Eau : un mur d’investissement se dresse devant les collectivités

Selon le nouvel Observatoire des investissements publics dans le secteur de l’eau publié par la Banque des Territoires, la commande publique reste stable autour de 5,3 milliards d’euros par an. Mais le besoin supplémentaire est estimé à 4,6 milliards d’euros annuels pour entretenir, adapter et préserver les réseaux face au changement climatique. Une équation financière de plus en plus difficile à résoudre pour les collectivités locales.
Depuis 2019, les investissements dans le domaine de l’eau stagnent. L’étude, fondée sur l’analyse de l’ensemble des marchés publics liés à l’eau potable et à l’assainissement, constate un niveau d’investissement stable à 5,3 milliards d’euros par an (7 milliards en incluant les délégations de service public). Une situation préoccupante alors que les besoins augmentent rapidement, en raison du vieillissement des réseaux et de la multiplication des épisodes de sécheresse.
La Banque des Territoires évalue à 4,6 milliards d’euros supplémentaires par an les montants nécessaires pour atteindre un niveau d’entretien et de modernisation compatible avec les enjeux climatiques.
« Le patrimoine bâti et naturel du secteur nécessite plus que jamais une gestion active », alerte Kosta Kastrinidis, directeur des prêts à la Banque des Territoires.

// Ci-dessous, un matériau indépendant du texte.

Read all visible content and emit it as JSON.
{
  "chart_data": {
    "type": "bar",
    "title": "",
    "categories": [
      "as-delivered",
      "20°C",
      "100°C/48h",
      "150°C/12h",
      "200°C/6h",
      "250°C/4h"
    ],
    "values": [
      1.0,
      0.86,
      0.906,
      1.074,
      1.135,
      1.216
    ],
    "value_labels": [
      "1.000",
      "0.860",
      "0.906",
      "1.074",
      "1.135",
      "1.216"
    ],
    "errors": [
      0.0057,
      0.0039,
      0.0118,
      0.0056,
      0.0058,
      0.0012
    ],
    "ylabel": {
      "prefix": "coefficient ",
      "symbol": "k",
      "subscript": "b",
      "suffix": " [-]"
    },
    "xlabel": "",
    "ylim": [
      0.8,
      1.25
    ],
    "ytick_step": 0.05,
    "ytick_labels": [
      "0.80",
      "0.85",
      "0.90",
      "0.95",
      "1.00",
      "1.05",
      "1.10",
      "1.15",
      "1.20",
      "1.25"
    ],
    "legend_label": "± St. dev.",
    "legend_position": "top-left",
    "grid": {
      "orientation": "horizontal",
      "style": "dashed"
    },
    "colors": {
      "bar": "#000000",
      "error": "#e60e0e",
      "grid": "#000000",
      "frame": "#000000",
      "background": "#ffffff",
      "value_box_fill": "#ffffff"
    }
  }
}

La répartition des compétences entre communes, intercommunalités et syndicats mixtes, issue des transferts opérés en 2020, demeure figée. La suspension de l’obligation de transfert prévue pour 2025 risque d’entretenir cette fragmentation. Résultat : un secteur « très atomisé », avec 85 % des lots inférieurs à 500 000 euros, freinant la massification des projets.

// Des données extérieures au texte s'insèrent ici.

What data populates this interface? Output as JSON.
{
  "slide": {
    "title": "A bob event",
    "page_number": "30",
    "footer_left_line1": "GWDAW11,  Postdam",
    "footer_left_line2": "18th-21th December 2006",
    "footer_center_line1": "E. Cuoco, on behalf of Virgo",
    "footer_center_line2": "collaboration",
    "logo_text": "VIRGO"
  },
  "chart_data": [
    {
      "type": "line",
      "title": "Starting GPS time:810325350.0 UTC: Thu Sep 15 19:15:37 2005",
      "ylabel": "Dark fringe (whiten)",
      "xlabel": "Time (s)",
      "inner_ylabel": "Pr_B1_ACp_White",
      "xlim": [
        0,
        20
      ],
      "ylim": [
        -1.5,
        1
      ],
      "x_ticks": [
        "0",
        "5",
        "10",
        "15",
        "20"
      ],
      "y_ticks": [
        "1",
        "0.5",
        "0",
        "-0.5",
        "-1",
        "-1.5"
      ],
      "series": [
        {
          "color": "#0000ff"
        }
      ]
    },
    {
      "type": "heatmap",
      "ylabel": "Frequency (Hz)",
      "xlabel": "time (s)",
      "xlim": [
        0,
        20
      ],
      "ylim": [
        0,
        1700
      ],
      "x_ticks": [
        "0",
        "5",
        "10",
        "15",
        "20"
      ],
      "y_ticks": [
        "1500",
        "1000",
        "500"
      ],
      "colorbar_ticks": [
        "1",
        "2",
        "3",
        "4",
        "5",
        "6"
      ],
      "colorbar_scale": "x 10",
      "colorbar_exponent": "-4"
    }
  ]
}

Entre espoir d’accélération et lente maturation des projets
L’étude note toutefois une hausse des marchés publics de prestations intellectuelles : ingénierie, études, assistance à maîtrise d’ouvrage. Ce signal traduit une « montée en connaissance » des collectivités, souvent préalable à de futurs travaux. Près de la moitié des collectivités ayant lancé une étude passent à l’action l’année suivante, confirmant un effet d’entraînement positif.
Reste que sur le terrain, les disparités restent fortes. Le “petit cycle de l’eau” (eau potable, assainissement) concentre 80 % des investissements, tandis que le “grand cycle” (GEMAPI, eaux pluviales) se limite à 20 %, souvent dans les territoires littoraux et fluviaux les plus exposés aux aléas climatiques.

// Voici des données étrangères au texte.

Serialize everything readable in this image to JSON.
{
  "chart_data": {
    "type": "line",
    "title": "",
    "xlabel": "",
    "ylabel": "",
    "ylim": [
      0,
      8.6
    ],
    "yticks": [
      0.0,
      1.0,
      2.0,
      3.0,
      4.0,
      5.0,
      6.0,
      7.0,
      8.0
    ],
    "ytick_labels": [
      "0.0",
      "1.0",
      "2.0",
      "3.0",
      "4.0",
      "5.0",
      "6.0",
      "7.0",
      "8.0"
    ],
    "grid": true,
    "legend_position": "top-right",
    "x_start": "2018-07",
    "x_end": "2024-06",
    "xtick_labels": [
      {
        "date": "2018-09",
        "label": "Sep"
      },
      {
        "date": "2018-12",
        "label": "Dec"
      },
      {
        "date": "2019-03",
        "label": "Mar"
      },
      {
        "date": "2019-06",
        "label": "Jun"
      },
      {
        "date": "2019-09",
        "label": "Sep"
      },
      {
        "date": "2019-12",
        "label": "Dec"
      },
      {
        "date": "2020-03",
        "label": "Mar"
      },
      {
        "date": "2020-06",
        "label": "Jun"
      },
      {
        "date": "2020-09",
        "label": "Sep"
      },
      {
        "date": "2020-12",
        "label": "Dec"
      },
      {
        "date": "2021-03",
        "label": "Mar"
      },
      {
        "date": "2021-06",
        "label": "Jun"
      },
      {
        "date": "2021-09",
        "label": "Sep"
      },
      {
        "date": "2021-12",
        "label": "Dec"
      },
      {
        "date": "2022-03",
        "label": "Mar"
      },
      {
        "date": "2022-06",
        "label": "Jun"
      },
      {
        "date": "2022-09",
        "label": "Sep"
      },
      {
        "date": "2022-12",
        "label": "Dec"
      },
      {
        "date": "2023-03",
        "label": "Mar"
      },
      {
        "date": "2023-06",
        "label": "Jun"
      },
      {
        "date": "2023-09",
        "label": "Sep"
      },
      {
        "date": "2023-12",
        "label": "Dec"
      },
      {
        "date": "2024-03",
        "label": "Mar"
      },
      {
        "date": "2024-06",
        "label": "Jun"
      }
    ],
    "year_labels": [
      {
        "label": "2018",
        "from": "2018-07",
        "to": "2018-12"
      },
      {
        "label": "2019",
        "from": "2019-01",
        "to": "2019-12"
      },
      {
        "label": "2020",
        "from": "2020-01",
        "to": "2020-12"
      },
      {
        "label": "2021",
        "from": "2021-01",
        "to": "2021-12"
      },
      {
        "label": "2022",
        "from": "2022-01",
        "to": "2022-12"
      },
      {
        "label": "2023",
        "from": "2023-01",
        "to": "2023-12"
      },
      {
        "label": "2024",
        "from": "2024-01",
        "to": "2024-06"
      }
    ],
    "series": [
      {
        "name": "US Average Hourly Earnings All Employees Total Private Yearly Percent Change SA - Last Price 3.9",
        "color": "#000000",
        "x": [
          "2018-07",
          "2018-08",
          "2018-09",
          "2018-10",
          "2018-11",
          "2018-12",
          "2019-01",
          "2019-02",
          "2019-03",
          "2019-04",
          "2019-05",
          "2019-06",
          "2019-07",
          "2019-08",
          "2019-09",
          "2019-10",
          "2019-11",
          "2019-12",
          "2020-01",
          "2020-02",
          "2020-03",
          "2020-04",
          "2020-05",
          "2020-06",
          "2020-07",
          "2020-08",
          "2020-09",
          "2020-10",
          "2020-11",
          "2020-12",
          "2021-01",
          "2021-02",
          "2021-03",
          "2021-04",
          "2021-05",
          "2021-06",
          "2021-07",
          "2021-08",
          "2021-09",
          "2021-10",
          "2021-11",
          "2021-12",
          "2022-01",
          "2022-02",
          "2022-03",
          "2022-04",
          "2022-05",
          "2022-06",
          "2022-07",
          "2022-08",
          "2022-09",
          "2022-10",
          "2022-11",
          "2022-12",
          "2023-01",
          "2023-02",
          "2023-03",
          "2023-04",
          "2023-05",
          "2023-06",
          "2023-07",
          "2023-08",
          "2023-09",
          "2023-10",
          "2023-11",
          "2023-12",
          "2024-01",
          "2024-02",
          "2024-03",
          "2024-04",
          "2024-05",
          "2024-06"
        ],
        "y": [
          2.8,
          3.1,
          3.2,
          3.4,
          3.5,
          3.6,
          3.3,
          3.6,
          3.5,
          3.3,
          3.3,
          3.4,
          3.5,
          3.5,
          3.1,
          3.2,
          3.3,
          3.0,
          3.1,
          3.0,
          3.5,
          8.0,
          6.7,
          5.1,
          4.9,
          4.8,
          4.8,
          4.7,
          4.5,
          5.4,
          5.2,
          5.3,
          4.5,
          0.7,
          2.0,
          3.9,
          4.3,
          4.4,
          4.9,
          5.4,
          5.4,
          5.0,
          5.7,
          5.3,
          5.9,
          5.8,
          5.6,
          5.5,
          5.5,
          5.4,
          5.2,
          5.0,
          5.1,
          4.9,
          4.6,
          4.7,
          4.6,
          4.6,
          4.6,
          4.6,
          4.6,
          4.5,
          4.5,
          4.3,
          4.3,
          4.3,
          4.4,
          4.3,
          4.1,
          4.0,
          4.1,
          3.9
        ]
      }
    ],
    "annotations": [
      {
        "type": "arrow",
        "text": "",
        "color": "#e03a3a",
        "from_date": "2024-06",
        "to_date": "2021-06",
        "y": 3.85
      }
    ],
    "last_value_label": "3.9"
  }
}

Les projets liés à la réutilisation des eaux usées traitées (REUT) demeurent embryonnaires, limités à des études préalables. La Banque des Territoires appelle donc à un sursaut collectif.
Avec son programme Aquagir, elle propose aux collectivités un accompagnement global – de la sensibilisation au financement – pour préserver la ressource « en quantité comme en qualité ».
« N’attendons pas qu’il soit trop tard pour nous jeter à l’eau », conclut Kosta Kastrinidis.